Pyongyang’s accelerating push to expand its nuclear capabilities dates back to 2019, when high-stakes denuclearization negotiations between Kim Jong Un and former U.S. President Donald Trump collapsed without a breakthrough agreement. Regional security analysts widely agree that Kim Jong Un’s core strategic goal is to secure formal international recognition of North Korea as a legitimate nuclear-armed state, a status that would allow him to negotiate for the full lifting of crippling international economic sanctions that have been in place for decades.
Just last week, Kim Jong Un reaffirmed this aggressive expansion trajectory during an inspection of a new North Korean nuclear materials production facility, where he stated that Pyongyang would boost its nuclear force “at an exponential rate.” On Sunday, state media released additional updates: Kim Jong Un had visited a key weapons manufacturing facility one day prior, ordering that the country’s missile production capacity be increased 2.5-fold over the course of the country’s current five-year development plan.

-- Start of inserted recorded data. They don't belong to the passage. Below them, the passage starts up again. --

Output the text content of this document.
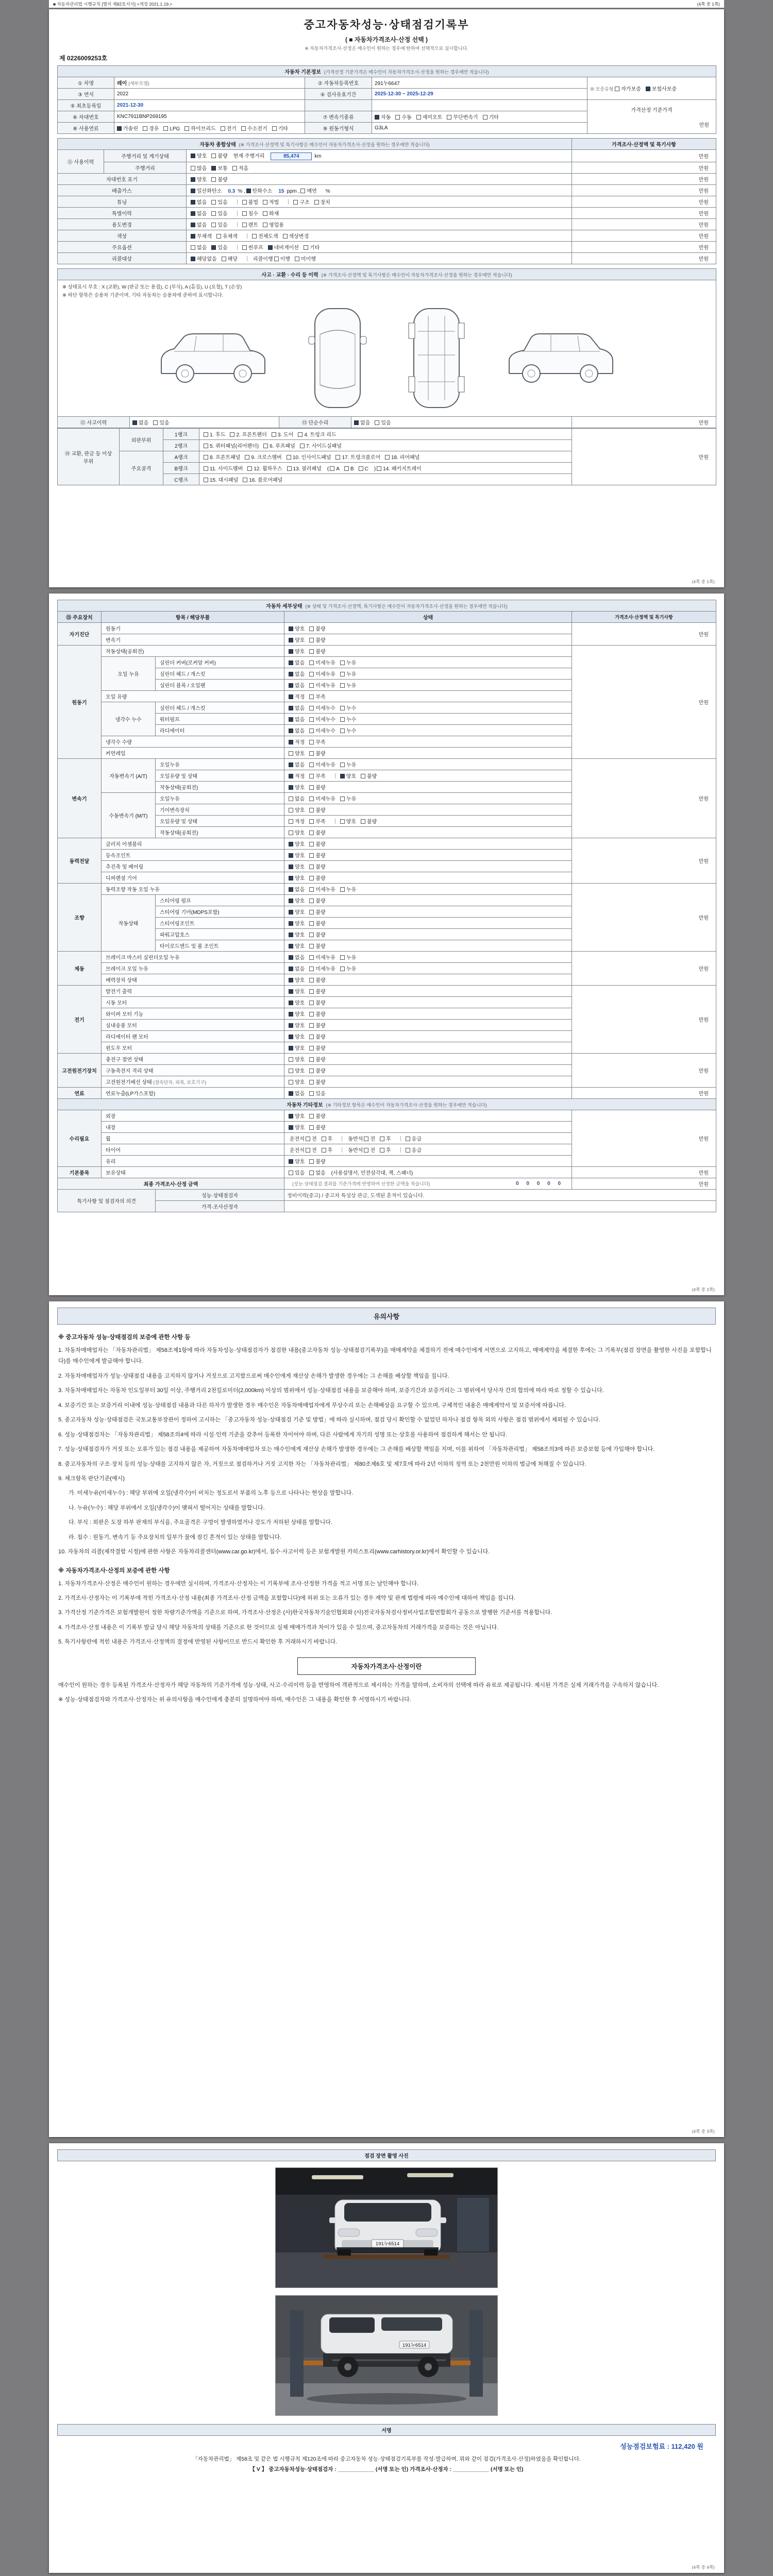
■ 자동차관리법 시행규칙 [별지 제82호서식] <개정 2021.1.19.>	(4쪽 중 1쪽)
중고자동차성능·상태점검기록부
( ■ 자동차가격조사·산정 선택 )
※ 자동차가격조사·산정은 매수인이 원하는 경우에 한하여 선택적으로 실시합니다.
제 0226009253호
자동차 기본정보 (가격산정 기준가격은 매수인이 자동차가격조사·산정을 원하는 경우에만 적습니다)				
① 차명	레이 (세부모델)	② 자동차등록번호	291누6647	⑩ 보증유형 자가보증 보험사보증
③ 연식	2022	④ 검사유효기간	2025-12-30 ~ 2025-12-29	
⑤ 최초등록일	2021-12-30			가격산정 기준가격
만원

⑥ 차대번호	KNC7911BNP269195	⑦ 변속기종류	자동 수동 세미오토 무단변속기 기타	
⑧ 사용연료	가솔린 경유 LPG 하이브리드 전기 수소전기 기타	⑨ 원동기형식	G3LA	
자동차 종합상태 (※ 가격조사·산정액 및 특기사항은 매수인이 자동차가격조사·산정을 원하는 경우에만 적습니다)			가격조사·산정액 및 특기사항
⑪ 사용이력	주행거리 및 계기상태	양호 불량 현재 주행거리 85,474 km	만원
	주행거리	많음 보통 적음	만원
차대번호 표기		양호 불량	만원
배출가스		일산화탄소 0.3 % , 탄화수소 15 ppm , 매연 %	만원
튜닝		없음 있음 불법 적법 구조 장치	만원
특별이력		없음 있음 침수 화재	만원
용도변경		없음 있음 렌트 영업용	만원
색상		무채색 유채색 전체도색 색상변경	만원
주요옵션		없음 있음 썬루프 네비게이션 기타	만원
리콜대상		해당없음 해당 리콜이행 이행 미이행	만원
사고 · 교환 · 수리 등 이력 (※ 가격조사·산정액 및 특기사항은 매수인이 자동차가격조사·산정을 원하는 경우에만 적습니다)

※ 상태표시 부호 : X (교환), W (판금 또는 용접), C (부식), A (흠집), U (요철), T (손상)
※ 하단 항목은 승용차 기준이며, 기타 자동차는 승용차에 준하여 표시합니다.

⑫ 사고이력	없음 있음	⑬ 단순수리	없음 있음	만원
⑭ 교환, 판금 등 이상 부위	외판부위	1랭크	1. 후드 2. 프론트펜더 3. 도어 4. 트렁크 리드	만원
		2랭크	5. 쿼터패널(리어펜더) 6. 루프패널 7. 사이드실패널	
	주요골격	A랭크	8. 프론트패널 9. 크로스멤버 10. 인사이드패널 17. 트렁크플로어 18. 리어패널	
		B랭크	11. 사이드멤버 12. 휠하우스 13. 필러패널 ( A B C ) 14. 패키지트레이	
		C랭크	15. 대시패널 16. 플로어패널	
(4쪽 중 1쪽)
자동차 세부상태 (※ 상태 및 가격조사·산정액, 특기사항은 매수인이 자동차가격조사·산정을 원하는 경우에만 적습니다)				
⑮ 주요장치	항목 / 해당부품		상태	가격조사·산정액 및 특기사항
자기진단	원동기		양호 불량	만원
	변속기		양호 불량	
원동기	작동상태(공회전)		양호 불량	만원
	오일 누유	실린더 커버(로커암 커버)	없음 미세누유 누유	
		실린더 헤드 / 개스킷	없음 미세누유 누유	
		실린더 블록 / 오일팬	없음 미세누유 누유	
	오일 유량		적정 부족	
	냉각수 누수	실린더 헤드 / 개스킷	없음 미세누수 누수	
		워터펌프	없음 미세누수 누수	
		라디에이터	없음 미세누수 누수	
	냉각수 수량		적정 부족	
	커먼레일		양호 불량	
변속기	자동변속기 (A/T)	오일누유	없음 미세누유 누유	만원
		오일유량 및 상태	적정 부족 양호 불량	
		작동상태(공회전)	양호 불량	
	수동변속기 (M/T)	오일누유	없음 미세누유 누유	
		기어변속장치	양호 불량	
		오일유량 및 상태	적정 부족 양호 불량	
		작동상태(공회전)	양호 불량	
동력전달	클러치 어셈블리		양호 불량	만원
	등속조인트		양호 불량	
	추진축 및 베어링		양호 불량	
	디퍼렌셜 기어		양호 불량	
조향	동력조향 작동 오일 누유		없음 미세누유 누유	만원
	작동상태	스티어링 펌프	양호 불량	
		스티어링 기어(MDPS포함)	양호 불량	
		스티어링조인트	양호 불량	
		파워고압호스	양호 불량	
		타이로드엔드 및 볼 조인트	양호 불량	
제동	브레이크 마스터 실린더오일 누유		없음 미세누유 누유	만원
	브레이크 오일 누유		없음 미세누유 누유	
	배력장치 상태		양호 불량	
전기	발전기 출력		양호 불량	만원
	시동 모터		양호 불량	
	와이퍼 모터 기능		양호 불량	
	실내송풍 모터		양호 불량	
	라디에이터 팬 모터		양호 불량	
	윈도우 모터		양호 불량	
고전원전기장치	충전구 절연 상태		양호 불량	만원
	구동축전지 격리 상태		양호 불량	
	고전원전기배선 상태 (접속단자, 피복, 보호기구)		양호 불량	
연료	연료누출(LP가스포함)		없음 있음	만원
자동차 기타정보 (※ 기타정보 항목은 매수인이 자동차가격조사·산정을 원하는 경우에만 적습니다)				
수리필요	외장		양호 불량	만원
	내장		양호 불량	
	휠		운전석 전 후 동반석 전 후 응급	
	타이어		운전석 전 후 동반석 전 후 응급	
	유리		양호 불량	
기본품목	보유상태		있음 없음 (사용설명서, 안전삼각대, 잭, 스패너)	만원
최종 가격조사·산정 금액			(성능·상태점검 결과를 기준가격에 반영하여 산정한 금액을 적습니다) 0 0 0 0 0	만원
특기사항 및 점검자의 의견		성능·상태점검자	정비이력(중고) / 중고차 특성상 판금, 도색된 흔적이 있습니다.	
		가격·조사산정자		
(4쪽 중 2쪽)
유의사항
※ 중고자동차 성능·상태점검의 보증에 관한 사항 등
1. 자동차매매업자는 「자동차관리법」 제58조제1항에 따라 자동차성능·상태점검자가 점검한 내용(중고자동차 성능·상태점검기록부)을 매매계약을 체결하기 전에 매수인에게 서면으로 고지하고, 매매계약을 체결한 후에는 그 기록부(점검 장면을 촬영한 사진을 포함합니다)를 매수인에게 발급해야 합니다.
2. 자동차매매업자가 성능·상태점검 내용을 고지하지 않거나 거짓으로 고지함으로써 매수인에게 재산상 손해가 발생한 경우에는 그 손해를 배상할 책임을 집니다.
3. 자동차매매업자는 자동차 인도일부터 30일 이상, 주행거리 2천킬로미터(2,000km) 이상의 범위에서 성능·상태점검 내용을 보증해야 하며, 보증기간과 보증거리는 그 범위에서 당사자 간의 합의에 따라 따로 정할 수 있습니다.
4. 보증기간 또는 보증거리 이내에 성능·상태점검 내용과 다른 하자가 발생한 경우 매수인은 자동차매매업자에게 무상수리 또는 손해배상을 요구할 수 있으며, 구체적인 내용은 매매계약서 및 보증서에 따릅니다.
5. 중고자동차 성능·상태점검은 국토교통부장관이 정하여 고시하는 「중고자동차 성능·상태점검 기준 및 방법」에 따라 실시하며, 점검 당시 확인할 수 없었던 하자나 점검 항목 외의 사항은 점검 범위에서 제외될 수 있습니다.
6. 성능·상태점검자는 「자동차관리법」 제58조의4에 따라 시설·인력 기준을 갖추어 등록한 자이어야 하며, 다른 사람에게 자기의 성명 또는 상호를 사용하여 점검하게 해서는 안 됩니다.
7. 성능·상태점검자가 거짓 또는 오류가 있는 점검 내용을 제공하여 자동차매매업자 또는 매수인에게 재산상 손해가 발생한 경우에는 그 손해를 배상할 책임을 지며, 이를 위하여 「자동차관리법」 제58조의3에 따른 보증보험 등에 가입해야 합니다.
8. 중고자동차의 구조·장치 등의 성능·상태를 고지하지 않은 자, 거짓으로 점검하거나 거짓 고지한 자는 「자동차관리법」 제80조제6호 및 제7호에 따라 2년 이하의 징역 또는 2천만원 이하의 벌금에 처해질 수 있습니다.
9. 체크항목 판단기준(예시)
가. 미세누유(미세누수) : 해당 부위에 오일(냉각수)이 비치는 정도로서 부품의 노후 등으로 나타나는 현상을 말합니다.
나. 누유(누수) : 해당 부위에서 오일(냉각수)이 맺혀서 떨어지는 상태를 말합니다.
다. 부식 : 외판은 도장 하부 판재의 부식을, 주요골격은 구멍이 발생하였거나 강도가 저하된 상태를 말합니다.
라. 침수 : 원동기, 변속기 등 주요장치의 일부가 물에 잠긴 흔적이 있는 상태를 말합니다.
10. 자동차의 리콜(제작결함 시정)에 관한 사항은 자동차리콜센터(www.car.go.kr)에서, 침수·사고이력 등은 보험개발원 카히스토리(www.carhistory.or.kr)에서 확인할 수 있습니다.
※ 자동차가격조사·산정의 보증에 관한 사항
1. 자동차가격조사·산정은 매수인이 원하는 경우에만 실시하며, 가격조사·산정자는 이 기록부에 조사·산정한 가격을 적고 서명 또는 날인해야 합니다.
2. 가격조사·산정자는 이 기록부에 적힌 가격조사·산정 내용(최종 가격조사·산정 금액을 포함합니다)에 허위 또는 오류가 있는 경우 계약 및 관계 법령에 따라 매수인에 대하여 책임을 집니다.
3. 가격산정 기준가격은 보험개발원이 정한 차량기준가액을 기준으로 하며, 가격조사·산정은 (사)한국자동차기술인협회와 (사)전국자동차검사정비사업조합연합회가 공동으로 발행한 기준서를 적용합니다.
4. 가격조사·산정 내용은 이 기록부 발급 당시 해당 자동차의 상태를 기준으로 한 것이므로 실제 매매가격과 차이가 있을 수 있으며, 중고자동차의 거래가격을 보증하는 것은 아닙니다.
5. 특기사항란에 적힌 내용은 가격조사·산정액의 결정에 반영된 사항이므로 반드시 확인한 후 거래하시기 바랍니다.
자동차가격조사·산정이란
매수인이 원하는 경우 등록된 가격조사·산정자가 해당 자동차의 기준가격에 성능·상태, 사고·수리이력 등을 반영하여 객관적으로 제시하는 가격을 말하며, 소비자의 선택에 따라 유료로 제공됩니다. 제시된 가격은 실제 거래가격을 구속하지 않습니다.
※ 성능·상태점검자와 가격조사·산정자는 위 유의사항을 매수인에게 충분히 설명하여야 하며, 매수인은 그 내용을 확인한 후 서명하시기 바랍니다.
(4쪽 중 3쪽)
점검 장면 촬영 사진
191누6514
191누6514
서명
성능점검보험료 : 112,420 원
「자동차관리법」 제58조 및 같은 법 시행규칙 제120조에 따라 중고자동차 성능·상태점검기록부를 작성·발급하며, 위와 같이 점검(가격조사·산정)하였음을 확인합니다.
【 V 】 중고자동차성능·상태점검자 : ____________ (서명 또는 인) 가격조사·산정자 : ____________ (서명 또는 인)
(4쪽 중 4쪽)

Kim Yo Jong framed Pyongyang’s military buildup as a purely defensive response to joint military posturing from the United States and South Korea. She emphasized that her brother’s push for “steadily beefing up the nuclear war deterrent for self-defense” is “an irreversible final conclusion to be carried out unconditionally,” pointing to what she called “ceaseless arms build-ups” from Washington and Seoul that threaten North Korean security.
Xi Jinping’s upcoming visit carries major regional geopolitical significance. Analysts note that the trip is largely aimed at reaffirming China’s traditional influence over Pyongyang, as North Korea has increasingly shifted its foreign policy alignment toward Russia in recent years. Observers expect Xi will avoid directly pressing Kim on the denuclearization issue during their talks, and instead will focus on offering new economic assistance packages to strengthen bilateral ties.
In recent months, Pyongyang has provided conventional weapons and thousands of troops to Russia to support its full-scale invasion of Ukraine, according to assessments from South Korean and U.S. officials. In exchange, those officials say, North Korea has received critical economic and military assistance from Moscow to shore up its own struggling economy and defense programs.